Over temperature protection in a power supply is a protection system that shuts down the power supply when the internal temperature exceeds a safe value. A circuit is used to monitor and generate a trigger signal that starts the shutdown process at high temperatures. High temperatures may develop within the supply due to various factors such as faulty components, overloading, over voltage at the supply, malfunctioning cooling system, blocked ventilation or other factors that stress the components.

Continuous high temperatures are undesirable and can lead to malfunctioning or more damage to the supply, connected circuits or downstream equipment. The over temperature protection (OTP) therefore ensures that the supply operates within the safe design temperature and shuts the supply down whenever this is exceeded.
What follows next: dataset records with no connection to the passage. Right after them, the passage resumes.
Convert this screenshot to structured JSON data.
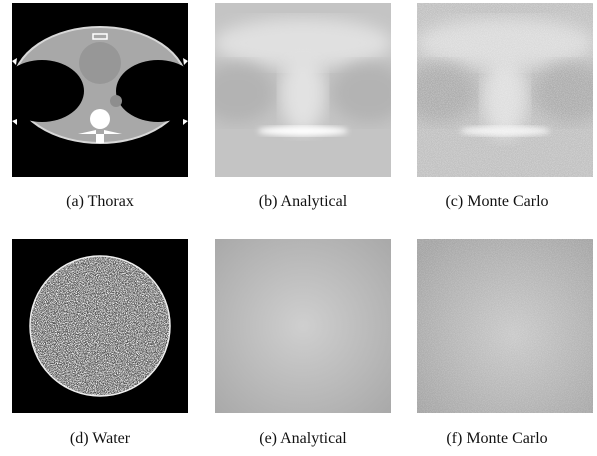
{
  "figure": {
    "panels": [
      {
        "caption": "(a) Thorax"
      },
      {
        "caption": "(b) Analytical"
      },
      {
        "caption": "(c) Monte Carlo"
      },
      {
        "caption": "(d) Water"
      },
      {
        "caption": "(e) Analytical"
      },
      {
        "caption": "(f) Monte Carlo"
      }
    ]
  }
}
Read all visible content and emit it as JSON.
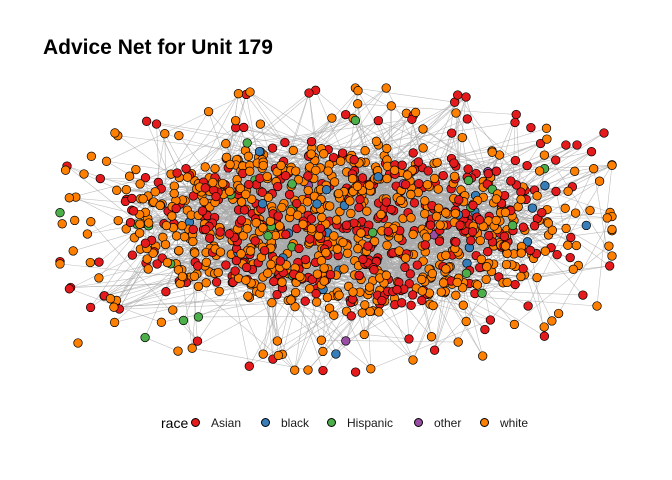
{
  "title": "Advice Net for Unit 179",
  "legend": {
    "title": "race",
    "items": [
      {
        "label": "Asian",
        "color": "#E41A1C"
      },
      {
        "label": "black",
        "color": "#377EB8"
      },
      {
        "label": "Hispanic",
        "color": "#4DAF4A"
      },
      {
        "label": "other",
        "color": "#984EA3"
      },
      {
        "label": "white",
        "color": "#FF7F00"
      }
    ]
  },
  "network": {
    "node_stroke": "#000000",
    "edge_color": "#AAAAAA",
    "composition": {
      "Asian": 0.36,
      "black": 0.02,
      "Hispanic": 0.025,
      "other": 0.005,
      "white": 0.59
    }
  }
}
Thermal protection is achieved through focusing on the PCB, enclosure and heat sink design. Increased over temperature protection prolongs the lifespan of the power supply components, resulting to improved efficiency and reliability. The protection is implemented in various ways determined by factors such as the amount of space, noise requirements, regulators and other standards conformity.

Essentially, a temperature sensor such as an NTC or PTC thermistor, integrated circuits, on-chip diodes or diodes are used to protect the devices in an LED application or even a power supply unit from overheating. The sensor monitors the temperature of the hottest item on the board. Once the internal temperatures exceed the preset limit, the OTP shuts down the power supply, hence preventing further increase in temperature and possible damage.

In a typical OTP system, a pair of thermistors is usually attached to the heat sink. One of the thermistors is connected to the fan control circuit and is used to automatically adjust the fan speed based on the temperature of the heat sink. The other thermistor is connected to the over temperature protection circuit and will trigger the shutdown process if the temperature exceeds the safe value.

Figure 1: Power supply with two thermistors on heat sink (red arrows)

A typical power supply protection system using a monitoring and control IC is shown in Figure 2 below, with one end of the thermistor connected to the IC. When high temperatures are experienced, the resistance of the NTC thermistor decreases, and more current will flow. This will cause more voltage across the RT resistor. This is sensed by the monitoring IC, which initiates a shutdown process when the preset limit is exceeded.

Figure 2: Typical over temperature protection circuit using an NTC thermistor

The negative temperature coefficient (NTC) thermistors are the most commonly used in temperature sensing and controlling the protection method in place. This is due to their low cost/performance ratio and small package sizes. The response time, accuracy and thermal gradient are determined by the way the thermistor is mounted.